Çünkü anneme çok güvenirdi biliyordu ki emnate ihanet etmezdi . Doğru annem etmezdi ama..

19 ağustos günü yani doğum günüm.  Reşit olacağım günün gecesi çok düşündüm ve yarının çok daha farklı ve hakkettiğim gibi olmasını istedim.  Ve aileme not bırakıp o çantayı alıp gittim.
Ardından kadın anneme şikayette bulundu tabi ve mahkeme kararı çıktıSonradan duydum ki annemi tehlikeye atmamak ve beni tamamen sildikleri için suçu abim üstlenmiş daha 22 yaşında gencecik ömründe benim yüzümden cezaevine girmişti.

Gizlice gidip yetkiliye görüştüğümde kefaretinin 10 bin TL olduğunu öğrendim .  İşte o 10 bin liralık kredi borcu burdan geliyor . Güç bela krediyi çıkardıktan sonra abimi çıkarabilmiştim.   Çıktığı gün sadece uzaktan ailemin sevincini izlemekle kalabilmiştim.  Yeni ev yemek , fatura  , eşya felan  derken çaldığım para eksik bile kalmıştı.  Yuva kurmak çok çok zordu . Eski halimden daha beter halde başlayıp zar zor tutunabilmiştim hayata.  Evet çok pişmandım ama artık çok geçti şehir değiştirmem bile utancımı hafifletmemişti . Sanki herkes yaptığımı biliyor da beni suçluyorlar gibi başım öne eğik dolaşmıştım bir süre.

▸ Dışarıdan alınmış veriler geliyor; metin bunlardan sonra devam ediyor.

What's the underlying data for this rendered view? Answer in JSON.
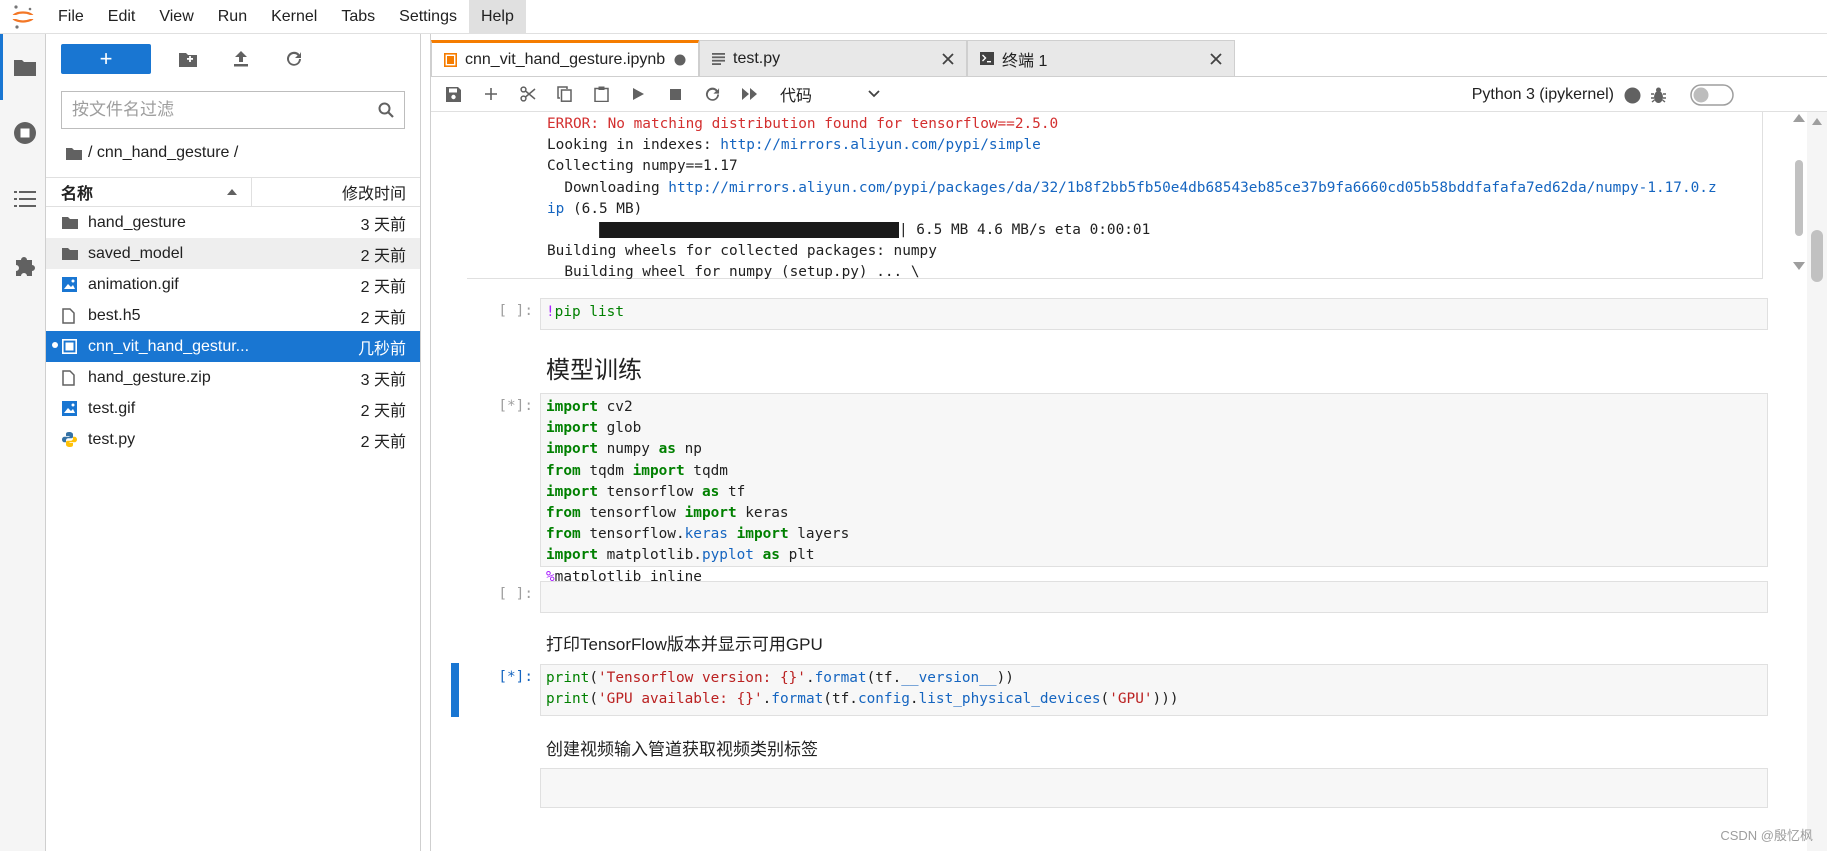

Ve şuan bu ekranda tuhaf bir sinyal ve parlak açık renkli mavi bir renk çıkıyordu.  Her hangi bir resim yoktu bir video yoktu ama bu ses yüzünden ben tüm pişmanlıklarımı hatırlıyor hatırladıkça kalbime yerlestirdikleri kırmızı sinyal yanıp sönüyordu.
Etraftan ağlama sesleri gelmeye başlamıştı. Sanki dilimiz vücudumuz uyuşmuş gibiydi sadece hislerimiz tepki veriyordu .
Bu saçmalığa ne ben ne de bir başkası baş kaldıramıyor yada sorgulayamıyordu.
Gerçi ne bekliyordum ki önceden de onca kişi ölürdü,  tecavüze uğrardı yada vahşice öldürüldü ama kimse şimdi ki gibi bir şey demezdi böylece yolda durup dururken insanlar başkaları tarafından kılıçla öldürelebiliyordu . Sonuçta onlara bir şey olmuyordu rahatlardı.  Ama şuan herkes acı çekiyor ama kimse bir şey yapamıyordu.

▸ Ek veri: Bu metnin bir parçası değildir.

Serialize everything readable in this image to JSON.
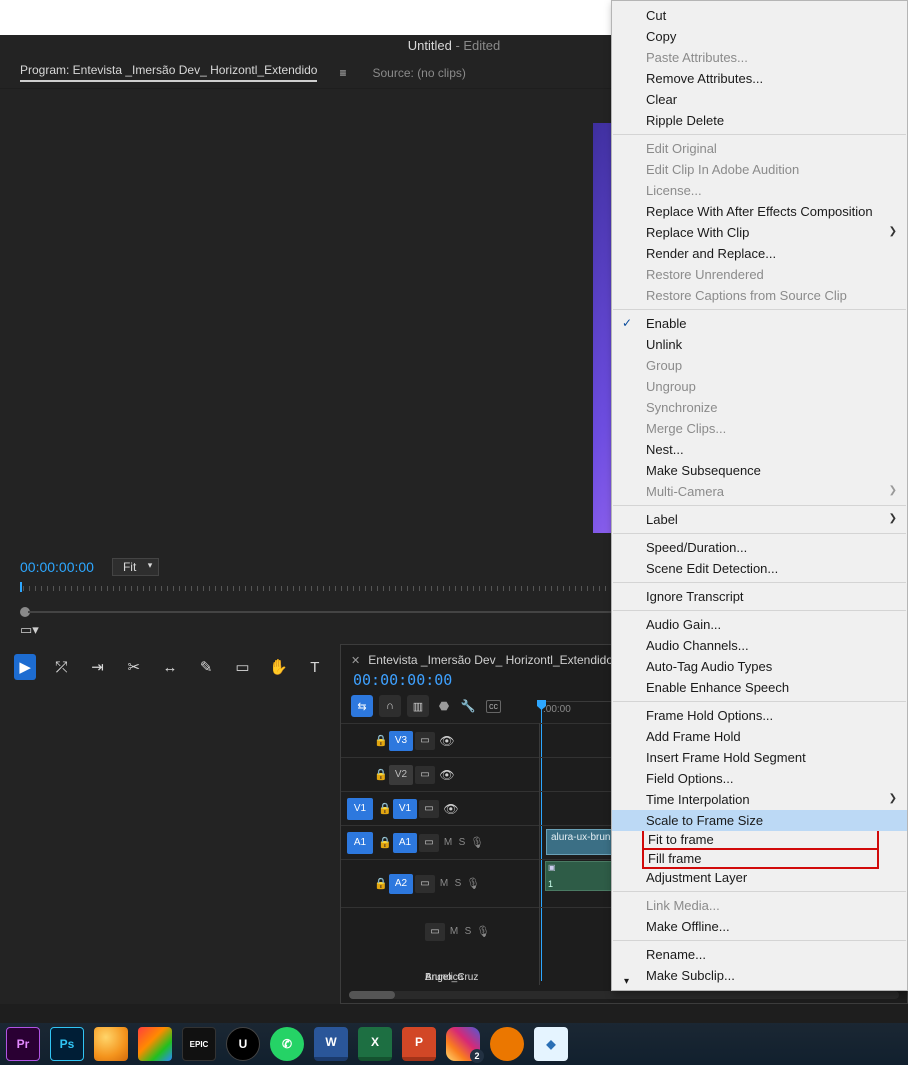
{
  "title": {
    "name": "Untitled",
    "suffix": " - Edited"
  },
  "program_tab": "Program: Entevista _Imersão Dev_ Horizontl_Extendido",
  "source_tab": "Source: (no clips)",
  "timecode": "00:00:00:00",
  "fit_label": "Fit",
  "timeline": {
    "title": "Entevista _Imersão Dev_ Horizontl_Extendido",
    "timecode": "00:00:00:00",
    "ruler_start": ":00:00",
    "tracks": {
      "v3": "V3",
      "v2": "V2",
      "v1": "V1",
      "v1src": "V1",
      "a1": "A1",
      "a1src": "A1",
      "a2": "A2",
      "m": "M",
      "s": "S"
    },
    "clip_v1": "alura-ux-brun",
    "clip_a1_num": "1",
    "clip_a2_name": "Bruno_Cruz",
    "clip_a3_name": "Angelica"
  },
  "context_menu": [
    {
      "t": "item",
      "label": "Cut"
    },
    {
      "t": "item",
      "label": "Copy"
    },
    {
      "t": "item",
      "label": "Paste Attributes...",
      "disabled": true
    },
    {
      "t": "item",
      "label": "Remove Attributes..."
    },
    {
      "t": "item",
      "label": "Clear"
    },
    {
      "t": "item",
      "label": "Ripple Delete"
    },
    {
      "t": "sep"
    },
    {
      "t": "item",
      "label": "Edit Original",
      "disabled": true
    },
    {
      "t": "item",
      "label": "Edit Clip In Adobe Audition",
      "disabled": true
    },
    {
      "t": "item",
      "label": "License...",
      "disabled": true
    },
    {
      "t": "item",
      "label": "Replace With After Effects Composition"
    },
    {
      "t": "item",
      "label": "Replace With Clip",
      "sub": true
    },
    {
      "t": "item",
      "label": "Render and Replace..."
    },
    {
      "t": "item",
      "label": "Restore Unrendered",
      "disabled": true
    },
    {
      "t": "item",
      "label": "Restore Captions from Source Clip",
      "disabled": true
    },
    {
      "t": "sep"
    },
    {
      "t": "item",
      "label": "Enable",
      "check": true
    },
    {
      "t": "item",
      "label": "Unlink"
    },
    {
      "t": "item",
      "label": "Group",
      "disabled": true
    },
    {
      "t": "item",
      "label": "Ungroup",
      "disabled": true
    },
    {
      "t": "item",
      "label": "Synchronize",
      "disabled": true
    },
    {
      "t": "item",
      "label": "Merge Clips...",
      "disabled": true
    },
    {
      "t": "item",
      "label": "Nest..."
    },
    {
      "t": "item",
      "label": "Make Subsequence"
    },
    {
      "t": "item",
      "label": "Multi-Camera",
      "disabled": true,
      "sub": true
    },
    {
      "t": "sep"
    },
    {
      "t": "item",
      "label": "Label",
      "sub": true
    },
    {
      "t": "sep"
    },
    {
      "t": "item",
      "label": "Speed/Duration..."
    },
    {
      "t": "item",
      "label": "Scene Edit Detection..."
    },
    {
      "t": "sep"
    },
    {
      "t": "item",
      "label": "Ignore Transcript"
    },
    {
      "t": "sep"
    },
    {
      "t": "item",
      "label": "Audio Gain..."
    },
    {
      "t": "item",
      "label": "Audio Channels..."
    },
    {
      "t": "item",
      "label": "Auto-Tag Audio Types"
    },
    {
      "t": "item",
      "label": "Enable Enhance Speech"
    },
    {
      "t": "sep"
    },
    {
      "t": "item",
      "label": "Frame Hold Options..."
    },
    {
      "t": "item",
      "label": "Add Frame Hold"
    },
    {
      "t": "item",
      "label": "Insert Frame Hold Segment"
    },
    {
      "t": "item",
      "label": "Field Options..."
    },
    {
      "t": "item",
      "label": "Time Interpolation",
      "sub": true
    },
    {
      "t": "item",
      "label": "Scale to Frame Size",
      "hover": true
    },
    {
      "t": "box",
      "label": "Fit to frame"
    },
    {
      "t": "box",
      "label": "Fill frame"
    },
    {
      "t": "item",
      "label": "Adjustment Layer"
    },
    {
      "t": "sep"
    },
    {
      "t": "item",
      "label": "Link Media...",
      "disabled": true
    },
    {
      "t": "item",
      "label": "Make Offline..."
    },
    {
      "t": "sep"
    },
    {
      "t": "item",
      "label": "Rename..."
    },
    {
      "t": "item",
      "label": "Make Subclip..."
    }
  ],
  "taskbar_badge": "2"
}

Ardından bulunduğumuz bölümle ilgilenen asker geldi. Yüzüme doğru bakıp
Utanç aşamasına geçilsin diyerek ekrana sesli komut verdi.
Beni tanıması için konuşamıyor yada hareket edemiyordum.  Sadece göz bebeklerimi ona çevirmekle yetinebildim ama nafile sanki hiç aynı ortamda bulunmamışız gibi davranıyordu.

Bukadar bilinmezlik tüm bu olan saçmalıklar,  cevaplanmamış onca sorularım beynimi acitmaya başlamıştı. Öyle olacak ki üzerime yerleştirilen sinyal kırmızıdan mora döndü.

İlgilenen asker önüme kasenin içinde saman rengi tamamiyle kokusuz ve yanında da kırmızı renkli bir kaşık getirdi . Normal şartlarda tabiki bunu yemezdim ama sanki yıllardır özlemini çektiğim yiyecekmiş gibi canım çekmeye başlamıştı.  Sanki bağımlı olduğum ve bırakmaya çalıştığım maddeyi önüme koymuşlar gibi  sabırsız ve aç bir şekilde yemeye başladım .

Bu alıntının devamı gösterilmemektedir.